The mirror surface of Yellow Water Billabong at sunrise reflects the early morning sky, pale blue with light wispy clouds promising a hot and perfect, spring day. We are a group of 33 British travellers, plus one tour director from Sydney. I've been here many times before, in The Wet, in The Dry, but it has been twenty years since my last visit, and this November morning is something special. The water lilies seem more plentiful, with large pink flowers like Kakadu Tulips opening to the sun. The sea eagles are large, more majestic than I remember, and the little kingfishers are flitting from branch to branch so quickly, they are just a blur of azure blue and golden orange. Their colours are a promise of our day to come. As we float down towards the South Alligator River, I can see the vault above our heads begin to shake off the pale edge of morning. It will be 35 by midday and the Top End sun will beat down on our heads with a fierceness that only drives us on. We brave this heat because we seek an experience that is unique in all Australia. This is the Northern Territory, this is Gagudju country, and it's glorious.

Much later, on our four-week marathon tour of Australia, I asked my 33 passengers what was the highlight for them? For so many, it was this cruise. Of course, they were hoping to see crocodiles, but the birdlife was unexpected - jacanas hopping across waxy lily pads, jabirus with their yellow eyes and red legs picking through the shallows, the Darters drying their wings on a low branch, and the bumpy-headed magpie geese, gathered together in a show of force against the crocodilian marauders.
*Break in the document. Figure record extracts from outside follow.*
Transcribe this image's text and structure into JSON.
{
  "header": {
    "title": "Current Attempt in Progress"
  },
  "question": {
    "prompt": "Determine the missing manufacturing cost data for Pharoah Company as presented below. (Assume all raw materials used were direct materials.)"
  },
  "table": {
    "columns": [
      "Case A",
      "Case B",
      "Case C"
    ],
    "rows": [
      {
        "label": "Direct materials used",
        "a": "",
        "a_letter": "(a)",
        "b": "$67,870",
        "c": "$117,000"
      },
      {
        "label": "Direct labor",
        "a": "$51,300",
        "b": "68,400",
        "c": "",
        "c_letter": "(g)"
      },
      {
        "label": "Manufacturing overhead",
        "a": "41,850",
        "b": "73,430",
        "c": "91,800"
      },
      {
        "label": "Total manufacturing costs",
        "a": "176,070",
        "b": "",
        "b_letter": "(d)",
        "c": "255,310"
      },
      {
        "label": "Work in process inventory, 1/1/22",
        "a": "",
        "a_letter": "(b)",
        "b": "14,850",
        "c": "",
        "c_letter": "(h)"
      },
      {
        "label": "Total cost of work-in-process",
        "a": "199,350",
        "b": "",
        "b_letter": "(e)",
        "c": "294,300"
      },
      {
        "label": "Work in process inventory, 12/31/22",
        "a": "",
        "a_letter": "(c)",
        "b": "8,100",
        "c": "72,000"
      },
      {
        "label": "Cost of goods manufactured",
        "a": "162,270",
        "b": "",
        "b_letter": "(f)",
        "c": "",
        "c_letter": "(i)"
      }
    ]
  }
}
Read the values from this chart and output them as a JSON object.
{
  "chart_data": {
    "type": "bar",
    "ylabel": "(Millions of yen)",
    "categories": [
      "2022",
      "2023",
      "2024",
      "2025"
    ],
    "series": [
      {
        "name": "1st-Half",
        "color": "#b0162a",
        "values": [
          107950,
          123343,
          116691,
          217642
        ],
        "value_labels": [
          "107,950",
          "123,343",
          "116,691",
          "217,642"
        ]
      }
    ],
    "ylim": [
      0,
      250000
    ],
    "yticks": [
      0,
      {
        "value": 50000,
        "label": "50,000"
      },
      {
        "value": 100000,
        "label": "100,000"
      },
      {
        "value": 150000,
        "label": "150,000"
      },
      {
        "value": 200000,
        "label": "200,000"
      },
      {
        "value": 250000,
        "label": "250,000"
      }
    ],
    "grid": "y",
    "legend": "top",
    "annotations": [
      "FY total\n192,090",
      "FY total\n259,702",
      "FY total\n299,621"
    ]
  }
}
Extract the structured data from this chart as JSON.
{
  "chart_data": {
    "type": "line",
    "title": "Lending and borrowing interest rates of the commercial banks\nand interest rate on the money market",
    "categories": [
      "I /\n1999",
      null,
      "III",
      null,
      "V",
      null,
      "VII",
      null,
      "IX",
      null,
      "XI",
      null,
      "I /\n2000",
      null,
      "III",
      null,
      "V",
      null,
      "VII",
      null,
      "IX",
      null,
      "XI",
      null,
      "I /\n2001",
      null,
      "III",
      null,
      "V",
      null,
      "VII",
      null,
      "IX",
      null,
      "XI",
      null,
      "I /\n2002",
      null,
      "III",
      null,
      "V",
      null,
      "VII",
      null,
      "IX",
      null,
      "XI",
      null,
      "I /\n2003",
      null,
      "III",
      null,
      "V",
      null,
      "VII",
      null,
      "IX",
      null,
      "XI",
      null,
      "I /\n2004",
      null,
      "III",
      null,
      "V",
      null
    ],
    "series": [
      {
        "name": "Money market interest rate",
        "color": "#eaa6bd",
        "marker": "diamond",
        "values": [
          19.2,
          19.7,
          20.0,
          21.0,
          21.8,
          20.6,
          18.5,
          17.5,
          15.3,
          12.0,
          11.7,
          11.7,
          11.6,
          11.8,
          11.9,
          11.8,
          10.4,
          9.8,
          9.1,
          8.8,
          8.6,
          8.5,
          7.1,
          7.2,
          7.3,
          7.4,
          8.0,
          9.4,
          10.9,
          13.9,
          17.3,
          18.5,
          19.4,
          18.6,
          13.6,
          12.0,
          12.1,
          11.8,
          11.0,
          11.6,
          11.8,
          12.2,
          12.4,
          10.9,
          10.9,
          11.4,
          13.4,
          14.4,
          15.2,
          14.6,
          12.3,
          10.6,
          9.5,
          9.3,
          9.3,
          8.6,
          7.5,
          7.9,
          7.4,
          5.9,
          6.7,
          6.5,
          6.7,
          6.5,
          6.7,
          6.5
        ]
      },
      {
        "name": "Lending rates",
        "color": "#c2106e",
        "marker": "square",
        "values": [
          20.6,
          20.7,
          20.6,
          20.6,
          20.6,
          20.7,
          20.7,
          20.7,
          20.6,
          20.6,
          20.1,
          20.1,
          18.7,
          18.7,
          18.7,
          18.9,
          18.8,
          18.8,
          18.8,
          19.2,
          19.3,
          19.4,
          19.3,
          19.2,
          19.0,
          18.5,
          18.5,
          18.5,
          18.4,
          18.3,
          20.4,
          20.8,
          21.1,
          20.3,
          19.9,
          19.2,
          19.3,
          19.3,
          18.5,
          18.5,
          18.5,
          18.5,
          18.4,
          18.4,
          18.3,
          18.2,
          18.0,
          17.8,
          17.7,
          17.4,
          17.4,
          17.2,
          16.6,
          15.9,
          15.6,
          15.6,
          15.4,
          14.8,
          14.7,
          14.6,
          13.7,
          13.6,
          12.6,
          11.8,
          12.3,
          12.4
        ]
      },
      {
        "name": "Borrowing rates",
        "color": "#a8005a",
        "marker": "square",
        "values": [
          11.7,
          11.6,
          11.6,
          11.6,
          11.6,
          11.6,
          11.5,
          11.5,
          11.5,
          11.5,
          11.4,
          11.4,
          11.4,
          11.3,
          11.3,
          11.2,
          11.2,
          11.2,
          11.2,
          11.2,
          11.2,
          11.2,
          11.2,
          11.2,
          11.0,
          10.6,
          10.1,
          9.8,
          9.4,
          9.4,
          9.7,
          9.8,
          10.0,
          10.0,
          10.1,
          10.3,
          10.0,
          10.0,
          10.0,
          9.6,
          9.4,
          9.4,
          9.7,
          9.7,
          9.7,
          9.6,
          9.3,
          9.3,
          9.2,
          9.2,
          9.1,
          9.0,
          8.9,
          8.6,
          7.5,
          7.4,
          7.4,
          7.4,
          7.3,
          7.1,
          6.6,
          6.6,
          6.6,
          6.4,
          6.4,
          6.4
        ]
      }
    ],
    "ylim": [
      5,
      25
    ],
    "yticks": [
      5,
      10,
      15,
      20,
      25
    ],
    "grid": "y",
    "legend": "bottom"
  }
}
My return to this country after two decades was also unexpected. Perhaps it's true that you can't go home again. People change. You've changed. But, you can go back, back to a timeless place like Yellow Water and see new things, see more than you remember, because the things you've seen before are renewed, endlessly, in a cycle of Nature at its best. The rivers and billabongs of Kakadu epitomise this. Time is motionless there, it hangs suspended like these lilies on the silver spread of water, bobbing gently in the wash from our flat-bottomed boat, a reminder to us all that true beauty is simple and serene.